女性ホルモンとは、男らしさ・女らしさを作り出す性ホルモンのうち、特に女性の性腺に大きく関わっているホルモンです。 雌性(しせい)ホルモンともいいます。いわゆる女性らしい独特の体つきや身体のリズムを取り仕切っているのがこのホルモンのことです。
女性の身体の中で一生のうちで分泌されている女性ホルモンの量は、実はわずかスプーン1杯ほどの量だといわれています。そのわずかな量で女性の身体を司っています。

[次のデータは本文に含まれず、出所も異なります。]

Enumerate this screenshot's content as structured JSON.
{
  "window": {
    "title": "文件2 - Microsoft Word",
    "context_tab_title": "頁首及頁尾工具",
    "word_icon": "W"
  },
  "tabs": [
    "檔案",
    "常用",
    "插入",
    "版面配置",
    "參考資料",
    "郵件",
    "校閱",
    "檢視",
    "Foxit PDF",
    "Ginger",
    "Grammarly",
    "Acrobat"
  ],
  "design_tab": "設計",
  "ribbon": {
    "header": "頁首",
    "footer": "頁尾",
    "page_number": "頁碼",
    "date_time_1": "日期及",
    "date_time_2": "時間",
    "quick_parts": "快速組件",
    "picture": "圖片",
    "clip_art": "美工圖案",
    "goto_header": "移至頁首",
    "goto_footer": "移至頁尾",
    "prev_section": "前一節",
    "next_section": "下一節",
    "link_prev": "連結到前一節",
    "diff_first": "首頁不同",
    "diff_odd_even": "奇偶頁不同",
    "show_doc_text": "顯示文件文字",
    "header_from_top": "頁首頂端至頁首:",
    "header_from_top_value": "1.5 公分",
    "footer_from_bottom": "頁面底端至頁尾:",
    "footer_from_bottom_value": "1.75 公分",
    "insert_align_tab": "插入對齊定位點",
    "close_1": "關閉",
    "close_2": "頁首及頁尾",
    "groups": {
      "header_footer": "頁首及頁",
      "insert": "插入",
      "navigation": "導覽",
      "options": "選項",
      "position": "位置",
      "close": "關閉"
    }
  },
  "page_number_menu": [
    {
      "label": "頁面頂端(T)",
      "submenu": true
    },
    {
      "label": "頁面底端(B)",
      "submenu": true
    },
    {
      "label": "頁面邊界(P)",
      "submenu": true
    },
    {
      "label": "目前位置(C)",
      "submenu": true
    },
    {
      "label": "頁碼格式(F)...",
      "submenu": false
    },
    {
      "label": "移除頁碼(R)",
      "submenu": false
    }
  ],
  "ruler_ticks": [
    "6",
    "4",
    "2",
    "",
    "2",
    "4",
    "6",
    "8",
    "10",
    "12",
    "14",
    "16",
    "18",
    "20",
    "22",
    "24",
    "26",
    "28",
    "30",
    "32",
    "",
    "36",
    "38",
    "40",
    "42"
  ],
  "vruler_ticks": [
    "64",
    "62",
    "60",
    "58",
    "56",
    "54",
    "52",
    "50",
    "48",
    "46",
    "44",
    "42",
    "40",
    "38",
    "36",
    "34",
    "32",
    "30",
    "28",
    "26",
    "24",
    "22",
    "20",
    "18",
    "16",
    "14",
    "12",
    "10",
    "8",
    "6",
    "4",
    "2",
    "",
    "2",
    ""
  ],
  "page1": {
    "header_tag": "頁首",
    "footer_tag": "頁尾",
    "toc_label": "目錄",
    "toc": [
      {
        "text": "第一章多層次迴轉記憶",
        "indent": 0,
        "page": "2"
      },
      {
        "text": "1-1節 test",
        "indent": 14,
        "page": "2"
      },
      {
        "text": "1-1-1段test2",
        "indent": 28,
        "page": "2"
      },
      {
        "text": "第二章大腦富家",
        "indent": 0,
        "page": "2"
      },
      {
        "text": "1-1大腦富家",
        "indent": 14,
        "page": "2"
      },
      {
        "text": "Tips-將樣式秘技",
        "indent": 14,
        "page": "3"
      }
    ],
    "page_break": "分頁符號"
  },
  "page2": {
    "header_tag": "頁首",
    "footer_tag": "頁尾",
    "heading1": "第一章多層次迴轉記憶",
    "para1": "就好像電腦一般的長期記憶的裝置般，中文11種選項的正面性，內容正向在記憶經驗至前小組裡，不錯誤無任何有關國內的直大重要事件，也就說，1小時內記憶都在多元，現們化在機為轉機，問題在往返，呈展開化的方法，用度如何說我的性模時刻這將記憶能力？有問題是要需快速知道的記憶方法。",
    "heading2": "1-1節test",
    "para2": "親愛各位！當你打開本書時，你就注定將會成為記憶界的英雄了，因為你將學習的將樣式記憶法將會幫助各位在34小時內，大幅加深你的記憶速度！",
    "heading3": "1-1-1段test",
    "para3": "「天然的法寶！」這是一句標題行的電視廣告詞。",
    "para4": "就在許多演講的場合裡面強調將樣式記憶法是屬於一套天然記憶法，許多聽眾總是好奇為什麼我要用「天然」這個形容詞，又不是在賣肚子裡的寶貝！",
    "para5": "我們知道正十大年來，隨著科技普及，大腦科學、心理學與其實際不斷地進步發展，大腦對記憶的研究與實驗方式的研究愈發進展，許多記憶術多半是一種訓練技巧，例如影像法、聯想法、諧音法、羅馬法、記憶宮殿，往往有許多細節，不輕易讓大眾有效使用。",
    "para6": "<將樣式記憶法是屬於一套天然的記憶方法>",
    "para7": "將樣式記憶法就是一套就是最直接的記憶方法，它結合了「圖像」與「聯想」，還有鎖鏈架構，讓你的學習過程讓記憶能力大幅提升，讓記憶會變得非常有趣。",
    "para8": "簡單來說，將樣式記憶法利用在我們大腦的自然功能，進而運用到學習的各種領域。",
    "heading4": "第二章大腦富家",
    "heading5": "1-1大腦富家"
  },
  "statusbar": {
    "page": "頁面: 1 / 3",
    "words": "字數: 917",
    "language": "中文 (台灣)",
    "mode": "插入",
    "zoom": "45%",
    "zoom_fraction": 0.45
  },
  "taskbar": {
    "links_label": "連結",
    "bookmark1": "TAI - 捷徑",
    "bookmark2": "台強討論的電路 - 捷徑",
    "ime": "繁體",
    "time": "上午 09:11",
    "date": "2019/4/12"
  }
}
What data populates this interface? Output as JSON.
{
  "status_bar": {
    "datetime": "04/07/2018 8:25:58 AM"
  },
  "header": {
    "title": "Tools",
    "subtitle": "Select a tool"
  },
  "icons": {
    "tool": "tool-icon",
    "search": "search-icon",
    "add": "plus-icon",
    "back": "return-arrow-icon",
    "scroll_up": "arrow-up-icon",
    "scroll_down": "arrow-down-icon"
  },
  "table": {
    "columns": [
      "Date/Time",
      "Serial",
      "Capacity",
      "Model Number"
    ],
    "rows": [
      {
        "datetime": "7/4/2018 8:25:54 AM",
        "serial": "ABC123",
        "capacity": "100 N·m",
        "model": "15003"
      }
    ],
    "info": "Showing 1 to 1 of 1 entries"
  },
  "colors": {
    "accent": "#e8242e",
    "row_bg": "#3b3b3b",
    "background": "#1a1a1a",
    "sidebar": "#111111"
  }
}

女性ホルモンは「エストロゲン」といわれる卵胞(らんぽう)ホルモンと「プロゲステロン」といわれる黄体(おうたい)ホルモンという2種類があり、いずれも女性の主に卵巣から分泌されています。
まず、卵胞ホルモン(エストロゲン)が女性の身体に及ぼす作用としては、性器や乳房、子宮内膜や子宮の発達を促す働きがあります。簡単に言えば乳房の発達、子宮内膜を厚くするなど女性らしさ作るホルモンです。そして卵胞ホルモンを多く分泌することにより、月経の周期の中で卵子を育て、妊娠を促す働きをしています。
黄体ホルモン(ロゲステロン)の働きとしては、卵胞ホルモンによって子宮内膜が厚くなり、その後排卵された受精卵を受け止めて子宮に着床させる働きをします。いわゆる妊娠を司る機能をもち、そして妊娠すると三ヶ月間は受精卵を守るため作用し続けます。 妊娠しない場合は分泌が停止され、約2週間後、内膜が月経血となって体外に排出されます。これが生理になります。 実は女性ホルモンは男性の身体でも生成されています。逆に女性も男性ホルモンを生成しており、女性ホルモンと男性ホルモンの分泌のバランスが大切なのです。